Development and Application of Phos-tag Technology for Phosphoproteomics

Abstract

We found that a dinuclear metal complex of 1,3-bis[bis(pyridin-2-ylmethyl)-amino]propan-2-olato acted as a novel phosphate-binding tag nanomolecule, Phos-tag, in an aqueous solution under near physiological conditions. The metal complex having a vacancy on two metal ions is suitable for the access of a phosphomonoester dianion (R-OPO₃²⁻) as a bridging ligand. A dinuclear zinc(II) complex (Zn²⁺–Phos-tag) strongly binds to a p-nitrophenyl phosphate dianion (K_d = 2.5 × 10⁻⁸ M) at a neutral pH. The anion selectivity indexes against SO₄²⁻, CH₃COO⁻, Cl⁻, and the bisphenyl phosphate monoanion at 25°C are 5.2 × 10³, 1.6 × 10⁴, 8.0 × 10⁵, and >2 × 10⁶, respectively. The author has been involved in developing a technology by using the Phos-tag molecule and its derivatives to permit the analysis of phosphorylated biomolecules.

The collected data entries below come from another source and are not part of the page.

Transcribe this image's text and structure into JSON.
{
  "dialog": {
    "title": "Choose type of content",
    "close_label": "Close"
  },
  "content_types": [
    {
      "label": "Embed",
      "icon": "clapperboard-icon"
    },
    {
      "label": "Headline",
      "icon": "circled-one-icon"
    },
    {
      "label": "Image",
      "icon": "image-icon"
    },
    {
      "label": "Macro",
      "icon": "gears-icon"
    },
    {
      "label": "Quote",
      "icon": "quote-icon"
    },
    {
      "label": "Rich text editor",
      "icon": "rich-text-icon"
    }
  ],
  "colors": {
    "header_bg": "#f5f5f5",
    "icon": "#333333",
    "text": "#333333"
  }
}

To date, Phos-tag technology has contributed to the development of several procedures for phosphoproteomics, including a phosphate-affinity chromatography technique for the separation and enrichment of phosphopeptides and phosphoproteins, a wide variety of microarray/on-chip techniques for the detection of protein phosphorylation multiplexes, and a phosphate-affinity electrophoresis technique for the detection of shifts in the mobilities of phosphoproteins. In this article, the author introduces the impact of Phos-tag-based technological advances for phosphoproteomics.